OpenAI has released a new research paper exploring why large language models (LLMs), including GPT-5 and chatbots like ChatGPT, continue to produce hallucinations—false but plausible statements—and whether this issue can be reduced.
Understanding Hallucinations
According to TechCrunch, in a blog post summarizing its findings, OpenAI defines hallucinations as “plausible but false statements generated by language models.” It acknowledges that, despite recent improvements, they “remain a fundamental challenge for all large language models”—a challenge that is unlikely to be fully resolved.

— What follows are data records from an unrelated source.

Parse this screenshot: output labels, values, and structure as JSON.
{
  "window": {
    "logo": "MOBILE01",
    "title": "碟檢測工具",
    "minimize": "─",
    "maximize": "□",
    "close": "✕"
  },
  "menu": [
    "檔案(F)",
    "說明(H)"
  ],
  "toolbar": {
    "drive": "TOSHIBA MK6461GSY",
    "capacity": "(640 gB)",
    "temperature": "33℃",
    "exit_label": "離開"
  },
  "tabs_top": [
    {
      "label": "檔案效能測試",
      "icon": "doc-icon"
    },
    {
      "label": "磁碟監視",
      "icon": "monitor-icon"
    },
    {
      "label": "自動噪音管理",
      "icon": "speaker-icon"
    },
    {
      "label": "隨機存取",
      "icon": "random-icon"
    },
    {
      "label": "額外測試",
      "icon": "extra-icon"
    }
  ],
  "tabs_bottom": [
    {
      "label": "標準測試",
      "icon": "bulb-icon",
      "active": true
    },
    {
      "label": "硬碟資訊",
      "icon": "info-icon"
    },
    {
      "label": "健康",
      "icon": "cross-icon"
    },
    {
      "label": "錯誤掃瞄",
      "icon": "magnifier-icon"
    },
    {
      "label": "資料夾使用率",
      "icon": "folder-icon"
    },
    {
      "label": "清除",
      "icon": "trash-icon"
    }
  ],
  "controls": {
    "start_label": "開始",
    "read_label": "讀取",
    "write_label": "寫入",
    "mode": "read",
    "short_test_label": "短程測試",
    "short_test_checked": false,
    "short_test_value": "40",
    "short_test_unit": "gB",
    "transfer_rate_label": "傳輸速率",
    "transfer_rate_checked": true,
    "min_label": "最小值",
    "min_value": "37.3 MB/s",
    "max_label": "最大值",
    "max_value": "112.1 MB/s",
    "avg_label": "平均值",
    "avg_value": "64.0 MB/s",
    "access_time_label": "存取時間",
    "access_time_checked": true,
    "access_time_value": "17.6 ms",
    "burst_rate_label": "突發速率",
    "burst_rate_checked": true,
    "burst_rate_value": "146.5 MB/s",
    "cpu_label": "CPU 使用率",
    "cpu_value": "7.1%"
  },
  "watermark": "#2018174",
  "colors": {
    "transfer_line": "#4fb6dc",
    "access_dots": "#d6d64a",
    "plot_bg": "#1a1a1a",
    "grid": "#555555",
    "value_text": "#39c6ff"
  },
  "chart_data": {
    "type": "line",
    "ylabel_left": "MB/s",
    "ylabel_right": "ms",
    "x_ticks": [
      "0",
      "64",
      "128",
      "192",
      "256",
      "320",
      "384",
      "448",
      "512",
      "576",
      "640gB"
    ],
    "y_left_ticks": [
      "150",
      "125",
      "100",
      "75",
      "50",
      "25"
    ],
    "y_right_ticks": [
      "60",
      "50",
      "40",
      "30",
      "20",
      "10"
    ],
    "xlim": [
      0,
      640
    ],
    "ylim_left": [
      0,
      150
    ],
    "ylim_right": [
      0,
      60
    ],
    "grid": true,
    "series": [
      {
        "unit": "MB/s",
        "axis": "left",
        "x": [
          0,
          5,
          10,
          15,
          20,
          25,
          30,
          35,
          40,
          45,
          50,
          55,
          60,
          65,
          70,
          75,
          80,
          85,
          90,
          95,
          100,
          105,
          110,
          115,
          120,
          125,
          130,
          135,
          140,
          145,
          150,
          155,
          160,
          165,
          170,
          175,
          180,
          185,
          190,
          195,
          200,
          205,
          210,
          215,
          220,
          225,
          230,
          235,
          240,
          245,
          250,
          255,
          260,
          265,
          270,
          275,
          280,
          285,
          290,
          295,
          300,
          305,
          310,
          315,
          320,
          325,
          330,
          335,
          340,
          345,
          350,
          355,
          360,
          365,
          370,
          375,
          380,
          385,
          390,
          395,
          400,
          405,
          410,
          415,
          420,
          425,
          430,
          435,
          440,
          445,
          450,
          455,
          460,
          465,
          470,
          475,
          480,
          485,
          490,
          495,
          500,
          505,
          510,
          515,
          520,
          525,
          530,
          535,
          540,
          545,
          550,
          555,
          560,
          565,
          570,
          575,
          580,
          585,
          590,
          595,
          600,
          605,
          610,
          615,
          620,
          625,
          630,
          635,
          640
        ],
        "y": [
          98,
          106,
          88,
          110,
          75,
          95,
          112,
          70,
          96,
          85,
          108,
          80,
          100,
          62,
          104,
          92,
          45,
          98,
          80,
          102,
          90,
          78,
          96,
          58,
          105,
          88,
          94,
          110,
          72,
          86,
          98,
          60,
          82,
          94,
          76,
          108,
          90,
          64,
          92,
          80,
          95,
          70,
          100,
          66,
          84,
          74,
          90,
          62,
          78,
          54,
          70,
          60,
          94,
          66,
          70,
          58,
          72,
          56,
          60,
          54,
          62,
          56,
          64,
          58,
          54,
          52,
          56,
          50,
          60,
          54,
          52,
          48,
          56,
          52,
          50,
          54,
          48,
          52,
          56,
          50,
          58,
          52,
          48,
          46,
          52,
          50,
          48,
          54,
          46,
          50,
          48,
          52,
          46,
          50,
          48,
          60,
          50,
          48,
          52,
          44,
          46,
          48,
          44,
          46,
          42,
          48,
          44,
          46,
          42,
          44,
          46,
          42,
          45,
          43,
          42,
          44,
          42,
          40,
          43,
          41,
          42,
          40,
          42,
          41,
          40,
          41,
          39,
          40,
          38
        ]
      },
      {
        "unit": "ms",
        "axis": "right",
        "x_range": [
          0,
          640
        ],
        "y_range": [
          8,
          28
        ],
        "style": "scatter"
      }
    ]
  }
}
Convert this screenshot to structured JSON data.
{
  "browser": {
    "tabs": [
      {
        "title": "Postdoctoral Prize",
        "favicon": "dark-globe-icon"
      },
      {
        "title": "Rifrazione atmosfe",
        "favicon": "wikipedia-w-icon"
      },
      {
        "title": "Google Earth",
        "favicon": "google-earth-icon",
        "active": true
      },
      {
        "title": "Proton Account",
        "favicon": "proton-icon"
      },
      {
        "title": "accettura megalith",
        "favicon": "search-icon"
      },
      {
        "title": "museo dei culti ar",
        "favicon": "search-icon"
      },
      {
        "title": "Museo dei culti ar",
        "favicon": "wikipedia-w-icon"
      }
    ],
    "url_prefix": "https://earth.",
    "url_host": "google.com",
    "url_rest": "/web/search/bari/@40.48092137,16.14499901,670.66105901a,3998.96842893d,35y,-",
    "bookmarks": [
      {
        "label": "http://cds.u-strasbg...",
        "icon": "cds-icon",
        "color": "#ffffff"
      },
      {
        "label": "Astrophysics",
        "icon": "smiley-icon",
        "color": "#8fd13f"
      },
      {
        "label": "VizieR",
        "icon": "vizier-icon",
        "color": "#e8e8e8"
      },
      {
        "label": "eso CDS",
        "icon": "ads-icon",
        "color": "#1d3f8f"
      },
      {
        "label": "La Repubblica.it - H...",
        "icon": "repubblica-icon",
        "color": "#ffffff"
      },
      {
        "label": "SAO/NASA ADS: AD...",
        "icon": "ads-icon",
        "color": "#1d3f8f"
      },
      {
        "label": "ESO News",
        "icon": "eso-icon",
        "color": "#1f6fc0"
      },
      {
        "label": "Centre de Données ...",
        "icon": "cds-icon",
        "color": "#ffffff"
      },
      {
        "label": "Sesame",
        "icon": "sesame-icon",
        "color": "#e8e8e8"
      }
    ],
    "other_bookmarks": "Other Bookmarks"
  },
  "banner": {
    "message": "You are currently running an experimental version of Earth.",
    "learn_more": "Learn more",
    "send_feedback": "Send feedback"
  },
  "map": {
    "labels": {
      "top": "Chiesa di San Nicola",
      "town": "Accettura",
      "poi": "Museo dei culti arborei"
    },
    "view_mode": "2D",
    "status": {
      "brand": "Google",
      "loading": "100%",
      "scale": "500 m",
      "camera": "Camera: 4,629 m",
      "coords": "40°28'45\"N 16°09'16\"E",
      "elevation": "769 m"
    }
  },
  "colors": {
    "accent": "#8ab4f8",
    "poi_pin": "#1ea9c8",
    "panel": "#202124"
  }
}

To illustrate the problem, the researchers tested a popular chatbot by asking for the title of Adam Tauman Kalai’s Ph.D. dissertation. The chatbot provided three different responses, all incorrect. When asked for his date of birth, it again gave three differing answers, none accurate. Kalai himself is one of the authors of the paper.
According to the researchers, a key part of the issue stems from the pretraining process. During this phase, models learn to predict the next word in a sequence without being explicitly told whether statements are true or false. As the paper explains, “The model sees only positive examples of fluent language and must approximate the overall distribution.”
It adds that while consistent patterns like spelling and parentheses see errors disappear with scale, “arbitrary low-frequency facts, like a pet’s birthday, cannot be predicted from patterns alone and hence lead to hallucinations.”
Proposed Solution: Rethinking Evaluations
Instead of focusing on pretraining, the paper directs attention to how these models are evaluated. It argues that the evaluations themselves don’t cause hallucinations but create misleading incentives.
The researchers liken this to a multiple-choice test. On such a test, guessing a correct answer earns credit, whereas leaving a question blank guarantees no credit. “In the same way, when models are graded only on accuracy… they are encouraged to guess rather than say ‘I don’t know’,” the paper states.
To address this, the authors propose an evaluation method similar to certain standardized tests, where wrong answers are penalized and uncertainty is treated more favorably. According to the paper, evaluations should “penalize confident errors more than [they] penalize uncertainty, and give partial credit for appropriate expressions of uncertainty.”
They stress that minor adjustments are insufficient. Rather than introducing “a few new uncertainty-aware tests on the side,” the researchers argue that “the widely used, accuracy-based evals need to be updated so that their scoring discourages guessing.”